A neck-and-neck competition for the Bears' backup quarterback position between Jimmy Clausen and Jordan Palmer ended Sunday when Palmer's contract was terminated.
A day later, coach Marc Trestman explained that while both performed at a consistent level, Clausen won the battle primarily because he's younger and has more NFL experience.
In three preseason games, Clausen has completed 24 of 37 passes for 280 yards with two touchdowns, one interception and a 94.4 passer rating, while Palmer has connected on 21 of 30 passes for 225 yards with 1 TD, 1 interception and an 88.9 rating.
Clausen, who will turn 27 next month, has appeared in 13 NFL games with 10 starts—all in 2010 during his rookie season with the Carolina Panthers. Palmer, 30, has played in four games with no starts—all from 2008-10 with the Cincinnati Bengals. Neither has thrown a pass in a regular-season game since 2010.
Clausen was selected by the Panthers in the second round of the 2010 draft out of Notre Dame. As a rookie, he completed 157 of 299 passes for 1,558 yards with three touchdowns, nine interceptions and a 58.4 passer rating while being sacked 33 times.
Trestman was impressed with the leadership that Clausen displayed as a rookie and how he dealt with adversity.
"He stood up tall through a lot of tough times in Carolina and gained the respect of his teammates and the team there with the way he handled himself in a very difficult year," Trestman said. "He went through a lot of adversity. Jimmy started out a rough go. He was put into a starting position. He was knocked all over the place, took a lot of hits, and continued to stand tall and try to help his football team win. That's only going to help him."
After sitting out last season with a shoulder injury he sustained in the Panthers' preseason finale, Clausen signed with the Bears June 5. At a disadvantage due to his late arrival, Clausen made up for lost time by spending nights and weekends with his playbook.

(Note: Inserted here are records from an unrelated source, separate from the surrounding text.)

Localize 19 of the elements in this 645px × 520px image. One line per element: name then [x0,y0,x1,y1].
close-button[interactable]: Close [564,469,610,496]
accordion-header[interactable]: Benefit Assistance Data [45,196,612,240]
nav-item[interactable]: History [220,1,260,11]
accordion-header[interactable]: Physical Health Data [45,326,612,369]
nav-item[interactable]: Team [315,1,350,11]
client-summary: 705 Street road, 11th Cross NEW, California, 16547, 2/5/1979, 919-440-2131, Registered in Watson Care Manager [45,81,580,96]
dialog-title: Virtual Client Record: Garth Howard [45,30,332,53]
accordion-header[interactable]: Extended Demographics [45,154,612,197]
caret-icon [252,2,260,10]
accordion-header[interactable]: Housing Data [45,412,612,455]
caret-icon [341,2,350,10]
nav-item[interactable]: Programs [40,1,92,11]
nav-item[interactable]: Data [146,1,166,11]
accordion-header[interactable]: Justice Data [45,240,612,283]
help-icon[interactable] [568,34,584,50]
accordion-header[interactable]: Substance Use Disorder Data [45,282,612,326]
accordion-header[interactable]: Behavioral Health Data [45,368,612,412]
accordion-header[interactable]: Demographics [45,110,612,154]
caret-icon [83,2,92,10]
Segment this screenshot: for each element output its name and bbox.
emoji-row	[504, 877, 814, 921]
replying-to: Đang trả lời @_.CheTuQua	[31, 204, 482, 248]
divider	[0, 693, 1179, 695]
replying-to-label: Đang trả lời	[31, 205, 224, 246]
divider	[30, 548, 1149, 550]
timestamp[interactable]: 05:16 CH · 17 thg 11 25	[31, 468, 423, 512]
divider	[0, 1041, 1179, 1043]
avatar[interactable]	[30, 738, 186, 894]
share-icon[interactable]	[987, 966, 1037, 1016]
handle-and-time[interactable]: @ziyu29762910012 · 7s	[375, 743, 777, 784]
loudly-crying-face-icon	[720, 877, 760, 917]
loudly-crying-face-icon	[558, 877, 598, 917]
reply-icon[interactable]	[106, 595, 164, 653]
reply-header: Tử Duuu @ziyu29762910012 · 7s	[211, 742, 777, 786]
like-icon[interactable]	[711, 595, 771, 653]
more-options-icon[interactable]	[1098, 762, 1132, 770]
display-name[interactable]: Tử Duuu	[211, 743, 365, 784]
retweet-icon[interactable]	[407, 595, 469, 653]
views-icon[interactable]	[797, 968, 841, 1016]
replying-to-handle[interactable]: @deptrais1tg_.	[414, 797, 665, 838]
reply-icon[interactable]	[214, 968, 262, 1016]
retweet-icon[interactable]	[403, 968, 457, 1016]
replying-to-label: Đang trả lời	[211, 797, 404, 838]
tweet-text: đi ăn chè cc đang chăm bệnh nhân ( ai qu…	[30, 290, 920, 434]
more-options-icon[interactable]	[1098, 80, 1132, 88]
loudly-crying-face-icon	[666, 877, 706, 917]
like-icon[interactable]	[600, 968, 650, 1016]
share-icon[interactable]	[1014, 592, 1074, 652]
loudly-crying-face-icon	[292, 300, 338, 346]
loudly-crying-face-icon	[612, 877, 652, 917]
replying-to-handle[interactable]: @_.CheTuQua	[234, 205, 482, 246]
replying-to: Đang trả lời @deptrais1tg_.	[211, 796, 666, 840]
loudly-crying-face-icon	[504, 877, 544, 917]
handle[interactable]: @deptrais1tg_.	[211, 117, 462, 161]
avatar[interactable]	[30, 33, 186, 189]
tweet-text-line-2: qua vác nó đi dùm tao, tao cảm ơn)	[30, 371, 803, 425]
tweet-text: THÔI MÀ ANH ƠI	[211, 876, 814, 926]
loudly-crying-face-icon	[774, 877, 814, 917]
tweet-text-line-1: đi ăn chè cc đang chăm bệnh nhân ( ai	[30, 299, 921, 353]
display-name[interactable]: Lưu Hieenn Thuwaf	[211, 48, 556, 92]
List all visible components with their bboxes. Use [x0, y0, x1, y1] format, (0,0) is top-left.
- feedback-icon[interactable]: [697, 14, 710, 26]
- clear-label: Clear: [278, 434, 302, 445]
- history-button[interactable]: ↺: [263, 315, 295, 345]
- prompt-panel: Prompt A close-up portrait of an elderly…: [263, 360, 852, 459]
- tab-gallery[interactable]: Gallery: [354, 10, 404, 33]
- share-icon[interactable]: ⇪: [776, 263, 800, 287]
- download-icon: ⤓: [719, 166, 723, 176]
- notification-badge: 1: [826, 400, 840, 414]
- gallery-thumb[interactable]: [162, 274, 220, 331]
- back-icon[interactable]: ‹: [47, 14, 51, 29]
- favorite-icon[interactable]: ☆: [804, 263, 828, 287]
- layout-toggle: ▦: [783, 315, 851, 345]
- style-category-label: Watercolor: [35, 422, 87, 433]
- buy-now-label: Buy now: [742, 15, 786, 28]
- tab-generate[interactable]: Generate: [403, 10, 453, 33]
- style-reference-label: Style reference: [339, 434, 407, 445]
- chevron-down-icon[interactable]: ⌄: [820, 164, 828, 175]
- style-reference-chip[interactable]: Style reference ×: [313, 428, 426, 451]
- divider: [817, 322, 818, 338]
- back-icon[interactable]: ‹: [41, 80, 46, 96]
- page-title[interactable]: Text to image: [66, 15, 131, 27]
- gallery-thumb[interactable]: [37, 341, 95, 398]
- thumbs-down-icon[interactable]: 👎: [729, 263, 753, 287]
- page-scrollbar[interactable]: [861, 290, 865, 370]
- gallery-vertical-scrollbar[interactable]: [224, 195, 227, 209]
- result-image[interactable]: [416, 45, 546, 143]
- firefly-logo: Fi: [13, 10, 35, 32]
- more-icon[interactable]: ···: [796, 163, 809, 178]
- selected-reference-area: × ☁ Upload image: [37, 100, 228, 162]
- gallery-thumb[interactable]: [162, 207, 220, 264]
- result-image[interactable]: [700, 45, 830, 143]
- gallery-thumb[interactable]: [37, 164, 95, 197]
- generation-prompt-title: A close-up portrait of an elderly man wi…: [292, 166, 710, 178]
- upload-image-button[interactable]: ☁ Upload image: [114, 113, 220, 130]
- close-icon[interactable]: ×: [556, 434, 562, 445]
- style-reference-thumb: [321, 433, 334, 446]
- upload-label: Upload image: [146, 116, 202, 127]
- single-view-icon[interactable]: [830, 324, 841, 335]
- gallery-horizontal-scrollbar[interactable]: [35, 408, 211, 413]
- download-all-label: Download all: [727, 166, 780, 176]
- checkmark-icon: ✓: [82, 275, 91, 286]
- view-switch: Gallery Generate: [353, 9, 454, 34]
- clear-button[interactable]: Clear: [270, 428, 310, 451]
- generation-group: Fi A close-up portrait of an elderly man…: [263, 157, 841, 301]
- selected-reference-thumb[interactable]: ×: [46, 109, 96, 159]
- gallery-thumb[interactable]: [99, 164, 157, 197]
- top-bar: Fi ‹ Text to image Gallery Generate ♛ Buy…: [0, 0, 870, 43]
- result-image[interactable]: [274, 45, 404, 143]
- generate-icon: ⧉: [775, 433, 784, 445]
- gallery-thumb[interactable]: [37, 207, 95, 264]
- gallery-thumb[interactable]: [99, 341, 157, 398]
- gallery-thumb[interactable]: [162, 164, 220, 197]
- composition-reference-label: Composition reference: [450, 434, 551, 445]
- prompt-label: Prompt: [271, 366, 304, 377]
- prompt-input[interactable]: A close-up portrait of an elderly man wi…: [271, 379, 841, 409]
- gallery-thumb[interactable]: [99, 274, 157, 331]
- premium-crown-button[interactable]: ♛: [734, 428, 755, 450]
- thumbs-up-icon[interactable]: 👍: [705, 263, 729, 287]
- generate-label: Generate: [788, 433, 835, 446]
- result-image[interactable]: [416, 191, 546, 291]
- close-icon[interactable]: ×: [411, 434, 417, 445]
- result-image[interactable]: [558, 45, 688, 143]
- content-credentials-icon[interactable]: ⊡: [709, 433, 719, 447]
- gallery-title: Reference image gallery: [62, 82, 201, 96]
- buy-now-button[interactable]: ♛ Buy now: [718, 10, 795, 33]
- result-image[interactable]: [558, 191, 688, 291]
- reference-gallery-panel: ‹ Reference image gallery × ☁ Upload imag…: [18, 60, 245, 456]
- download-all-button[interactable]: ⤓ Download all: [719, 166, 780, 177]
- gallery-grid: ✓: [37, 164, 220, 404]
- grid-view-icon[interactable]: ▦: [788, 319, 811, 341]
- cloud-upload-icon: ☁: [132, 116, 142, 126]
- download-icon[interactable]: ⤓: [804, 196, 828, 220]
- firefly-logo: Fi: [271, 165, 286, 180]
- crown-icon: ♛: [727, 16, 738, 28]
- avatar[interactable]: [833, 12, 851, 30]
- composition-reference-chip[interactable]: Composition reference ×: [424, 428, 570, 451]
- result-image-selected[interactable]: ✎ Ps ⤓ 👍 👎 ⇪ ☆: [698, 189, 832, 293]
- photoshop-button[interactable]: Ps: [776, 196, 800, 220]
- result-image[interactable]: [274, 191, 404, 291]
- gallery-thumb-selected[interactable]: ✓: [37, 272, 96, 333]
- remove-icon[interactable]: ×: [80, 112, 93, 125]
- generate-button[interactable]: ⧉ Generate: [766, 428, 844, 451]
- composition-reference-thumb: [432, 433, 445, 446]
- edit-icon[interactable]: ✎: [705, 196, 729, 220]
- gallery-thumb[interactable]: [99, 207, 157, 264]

"I studied really hard when I first got here," Clausen said. "I was playing catch-up and I was playing catch-up when I was back home getting ready for training camp. I grasped the offense pretty well, but I'm still a long ways away from where I want to get to."
Digesting the terminology in the Bears offense was the most difficult challenge.
"Concepts are the same since high school and college until now," Clausen said. "But learning a whole different language in a month-and-a-half is pretty tough. I've just got to grind it out every day; spending hours studying, going over flash cards, just trying to memorize formations and plays and concepts and get all the old stuff out of my head and get this stuff ingrained."
Trestman credits Clausen's work ethic with helping him make a smooth transition.
"He's worked very hard to get in this place," Trestman said. "He came in here and really worked hard to learn this offense; spent a lot of time. He's extremely detailed. I think that really helped him get up to speed quickly to be part of this competition with Jordan."
Clausen doesn't intend to stop working so hard just because the Bears released his main competition for the backup position behind Jay Cutler. He knows that anything can happen in the NFL.
"It's good that the coaches have the confidence in me to name me the No. 2 behind Jay. But we've got a long ways to go. With free agency and the waiver wire and trades and this that, there's so much going on in the league you've just got to keep going out and competing each and every day. You have clarity that you're the No. 2 guy [for now]. But it doesn't change my mindset."